Modeling the effects of climate change on eelgrass stability and resilience: future scenarios and leading indicators of collapse

Abstract

Seagrass meadows influence local hydrodynamics in coastal bays, resulting in a decrease in the shear stress acting on the underlying bed sediment. The reduced sediment suspension and water column turbidity creates a more favorable light environment for further seagrass growth. This positive feedback is strong enough to induce depth-dependent bistable dynamics with 2 possible stable states, an extant meadow and a bare sediment surface. A coupled vegetation-growth hydrodynamic model was used to investigate eelgrass stability and leading indicators of ecosystem shift under the effects of sea-level rise and increases in water temperature associated with climate change. The model was applied to Hog Island Bay, a shallow coastal bay within the Virginia Coast Reserve, USA, where eelgrass restoration efforts are ongoing. The results indicate that while extant eelgrass meadows are likely to tolerate sea-level rise, an increase in the frequency of days when summer water temperature exceeds 30°C will cause more frequent summer die-offs.

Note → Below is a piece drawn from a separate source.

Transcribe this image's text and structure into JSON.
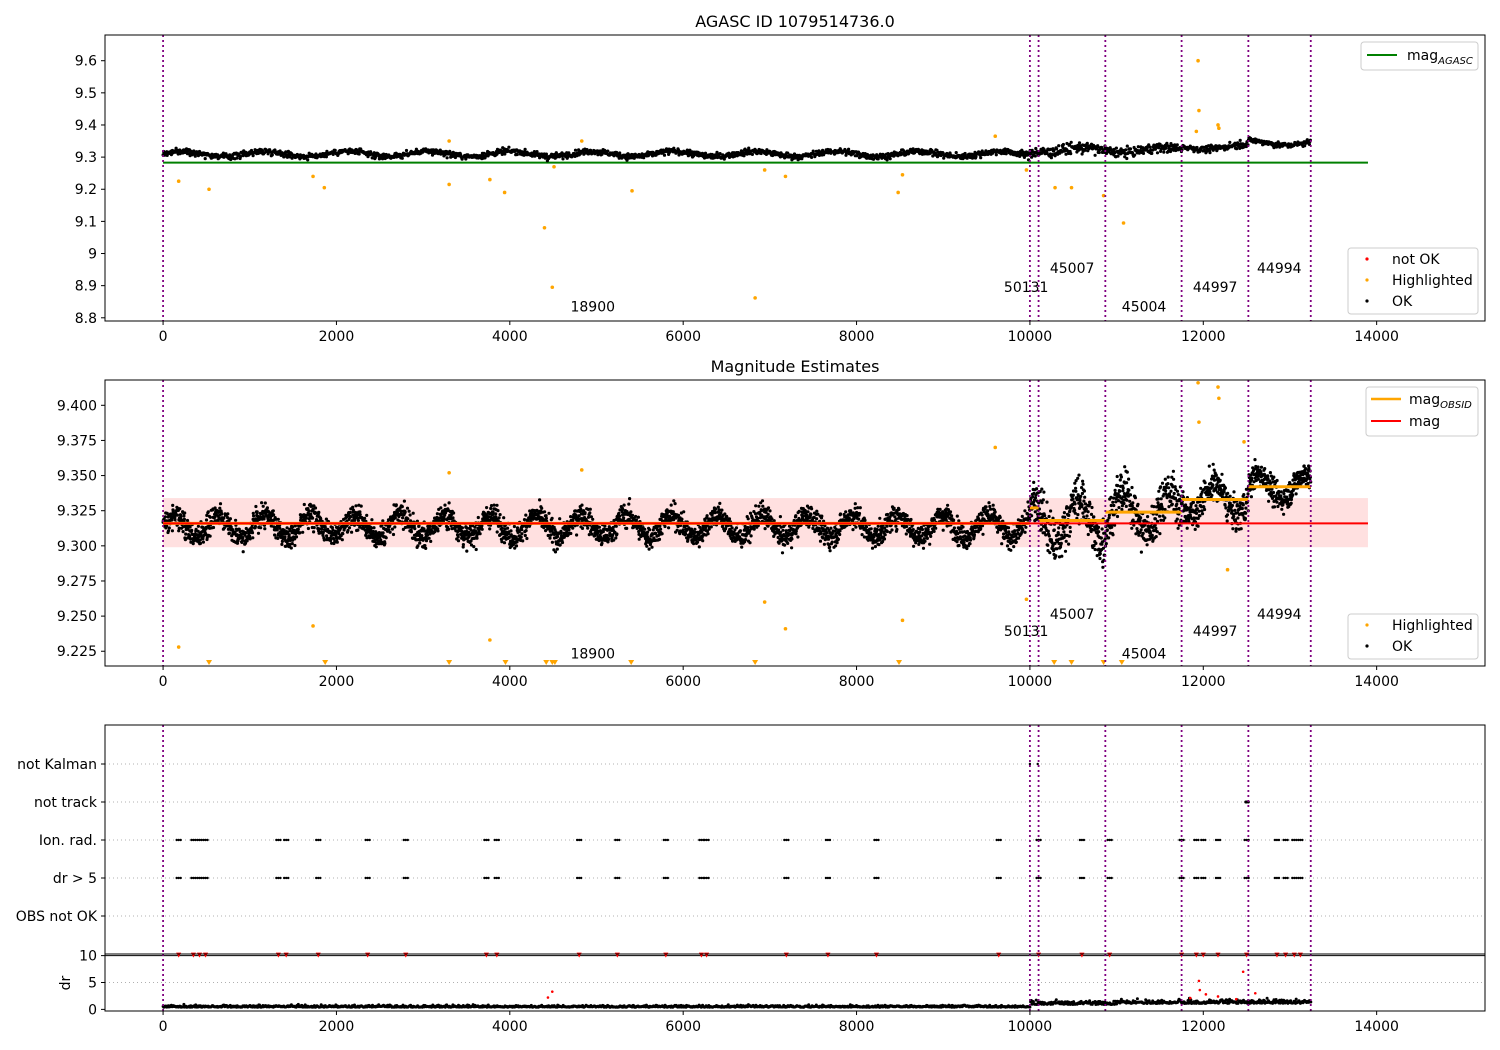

This increase in the number of higher temperature disturbance events is likely to push a dense meadow initially located within the bistable depth range (1.6 to 1.8 m mean sea level) toward and eventually past a critical bifurcation point, from which recovery is not possible. We identified 2 leading indicators of a meadow nearing this bifurcation point, both associated with the number of leaves per shoot: ‘flickering,’ which reflects conspicuous fluctuations from one attractor to the other across the threshold, and ‘slowing down,’ which is the decreased recovery from perturbations as a system gets close to a threshold. Our model indicates that the eelgrass in these coastal bays has limited resilience to increases in water temperatures predicted from current climate change models.